R.I. school board sued over controversial executive session


By Steve Brown, executive director, Rhode Island ACLU

Never underestimate the creativity of public bodies seeking to conduct meetings in private. That’s one lesson we’ve learned in seeking to halt a disturbing trend in Rhode Island of unlawful private meetings to discuss legal-related matters.  For the second time in six months, we have filed an Open Meetings Act lawsuit against a school committee for violating the law’s provisions governing the holding of executive sessions.

The latest suit, filed against the East Providence School Committee, alleges that the committee illegally met in private in September 2009 to discuss what it called a “Public Comment Lawsuit.” However, that lawsuit doesn’t exist. In fact, when we filed an open records request to obtain copies of any documents related to this “lawsuit,” the school committee responded that no documents existed. What they most likely secretly discussed was a letter that the ACLU had sent,  seeking background documents on the committee’s “public comment” policies, which had been a source of great community controversy. Their most recent policy, which had caused an uproar, required people desiring to speak at committee meetings to submit a formal written request at least one week in advance. Somehow, seeking information about the policy was enough to turn things into an imaginary “lawsuit” against it.

Last August, we filed a similar suit against a closed meeting that the Barrington School Committee held to discuss the merits of a mandatory breathalyzer policy for students attending school dances.
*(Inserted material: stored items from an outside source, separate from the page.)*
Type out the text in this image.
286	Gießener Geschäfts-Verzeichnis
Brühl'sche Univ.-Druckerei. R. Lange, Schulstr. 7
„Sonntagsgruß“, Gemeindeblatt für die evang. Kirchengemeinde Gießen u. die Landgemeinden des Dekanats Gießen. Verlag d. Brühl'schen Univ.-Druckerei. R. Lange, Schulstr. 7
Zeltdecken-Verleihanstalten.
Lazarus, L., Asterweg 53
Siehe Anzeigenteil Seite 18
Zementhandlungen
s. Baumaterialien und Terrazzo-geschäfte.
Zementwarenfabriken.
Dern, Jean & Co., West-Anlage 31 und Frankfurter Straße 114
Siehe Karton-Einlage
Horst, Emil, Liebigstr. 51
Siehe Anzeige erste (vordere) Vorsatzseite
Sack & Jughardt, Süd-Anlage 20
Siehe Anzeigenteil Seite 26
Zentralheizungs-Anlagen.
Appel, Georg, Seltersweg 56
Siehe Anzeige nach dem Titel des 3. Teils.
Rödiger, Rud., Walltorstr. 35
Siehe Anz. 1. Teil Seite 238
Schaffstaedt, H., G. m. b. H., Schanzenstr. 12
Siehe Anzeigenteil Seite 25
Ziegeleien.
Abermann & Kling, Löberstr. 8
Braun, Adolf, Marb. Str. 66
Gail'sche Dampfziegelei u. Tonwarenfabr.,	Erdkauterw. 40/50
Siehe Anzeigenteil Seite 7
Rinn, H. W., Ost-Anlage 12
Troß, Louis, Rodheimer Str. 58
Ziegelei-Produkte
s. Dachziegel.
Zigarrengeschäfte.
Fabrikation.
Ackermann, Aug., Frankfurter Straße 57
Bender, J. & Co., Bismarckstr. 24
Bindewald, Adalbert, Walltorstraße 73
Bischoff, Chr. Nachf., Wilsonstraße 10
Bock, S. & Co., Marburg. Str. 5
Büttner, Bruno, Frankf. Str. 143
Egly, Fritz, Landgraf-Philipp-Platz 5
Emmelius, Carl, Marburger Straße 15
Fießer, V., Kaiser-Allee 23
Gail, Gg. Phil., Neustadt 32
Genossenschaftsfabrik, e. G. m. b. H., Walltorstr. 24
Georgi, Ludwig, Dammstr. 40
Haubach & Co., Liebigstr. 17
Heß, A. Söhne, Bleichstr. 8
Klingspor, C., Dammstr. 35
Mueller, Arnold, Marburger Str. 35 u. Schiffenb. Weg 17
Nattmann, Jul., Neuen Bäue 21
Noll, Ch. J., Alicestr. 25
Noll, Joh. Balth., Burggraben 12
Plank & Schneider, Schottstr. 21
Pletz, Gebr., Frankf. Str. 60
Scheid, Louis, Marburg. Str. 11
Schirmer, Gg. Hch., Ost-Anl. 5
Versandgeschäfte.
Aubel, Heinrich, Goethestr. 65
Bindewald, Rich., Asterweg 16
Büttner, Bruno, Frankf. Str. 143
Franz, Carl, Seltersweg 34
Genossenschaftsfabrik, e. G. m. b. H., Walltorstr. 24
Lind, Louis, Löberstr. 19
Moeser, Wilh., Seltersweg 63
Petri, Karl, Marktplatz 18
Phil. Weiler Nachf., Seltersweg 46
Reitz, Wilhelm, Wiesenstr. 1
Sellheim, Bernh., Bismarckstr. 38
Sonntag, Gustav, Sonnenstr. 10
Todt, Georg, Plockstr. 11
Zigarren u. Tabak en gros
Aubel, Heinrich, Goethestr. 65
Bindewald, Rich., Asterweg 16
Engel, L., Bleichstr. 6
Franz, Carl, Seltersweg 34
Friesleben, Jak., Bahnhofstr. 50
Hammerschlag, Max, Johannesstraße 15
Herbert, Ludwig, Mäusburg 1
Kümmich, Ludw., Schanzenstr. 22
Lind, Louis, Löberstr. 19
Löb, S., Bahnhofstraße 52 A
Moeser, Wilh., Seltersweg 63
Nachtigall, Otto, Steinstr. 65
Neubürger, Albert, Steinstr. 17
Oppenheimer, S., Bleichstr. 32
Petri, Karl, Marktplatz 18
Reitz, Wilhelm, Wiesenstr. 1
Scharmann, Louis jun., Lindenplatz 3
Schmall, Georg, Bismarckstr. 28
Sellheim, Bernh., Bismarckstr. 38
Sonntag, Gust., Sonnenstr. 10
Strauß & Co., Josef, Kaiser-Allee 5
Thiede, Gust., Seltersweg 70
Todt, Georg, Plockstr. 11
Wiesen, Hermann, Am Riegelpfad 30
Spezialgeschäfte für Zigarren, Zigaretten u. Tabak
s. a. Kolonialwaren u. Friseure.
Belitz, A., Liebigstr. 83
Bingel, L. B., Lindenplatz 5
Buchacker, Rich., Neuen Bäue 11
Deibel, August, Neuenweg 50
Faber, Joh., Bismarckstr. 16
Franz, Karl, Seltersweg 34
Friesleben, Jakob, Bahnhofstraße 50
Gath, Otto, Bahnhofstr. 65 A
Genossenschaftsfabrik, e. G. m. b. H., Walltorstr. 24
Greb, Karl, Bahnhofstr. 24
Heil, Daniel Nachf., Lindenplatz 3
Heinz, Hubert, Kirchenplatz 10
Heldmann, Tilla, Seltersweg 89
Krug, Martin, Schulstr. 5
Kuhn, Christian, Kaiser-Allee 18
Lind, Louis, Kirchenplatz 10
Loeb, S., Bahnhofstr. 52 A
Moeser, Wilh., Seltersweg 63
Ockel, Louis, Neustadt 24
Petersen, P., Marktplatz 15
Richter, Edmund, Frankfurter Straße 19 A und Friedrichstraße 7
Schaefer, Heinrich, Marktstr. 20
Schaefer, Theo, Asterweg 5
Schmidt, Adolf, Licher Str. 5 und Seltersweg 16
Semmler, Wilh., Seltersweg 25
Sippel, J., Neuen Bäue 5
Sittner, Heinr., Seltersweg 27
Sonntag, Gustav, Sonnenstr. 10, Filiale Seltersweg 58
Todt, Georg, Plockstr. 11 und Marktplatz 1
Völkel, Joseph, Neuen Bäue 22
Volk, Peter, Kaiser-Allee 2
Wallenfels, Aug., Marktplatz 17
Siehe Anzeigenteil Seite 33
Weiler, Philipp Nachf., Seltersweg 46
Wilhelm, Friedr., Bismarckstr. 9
Like East Providence, the school committee relied on the “litigation” exemption to meet in private, when at the time of the executive session there was no litigation pending or threatened and there was not even a specific policy in place that could have been challenged through litigation. Instead, the school committee argued that a letter the ACLU had sent raising policy concerns about breathalyzer testing constituted a “threat” of litigation authorizing a closed meeting.

In both cases, school committees have stretched what was supposed to be a narrow exemption – allowing public bodies to discuss necessary legal strategy – into an exception that swallows the rule. Recently, a judge denied Barrington’s motion for summary judgment, and we are hopeful our suits will ultimately end this trend of treating any curiosity or criticism about a policy into “potential litigation” that can be discussed in secret.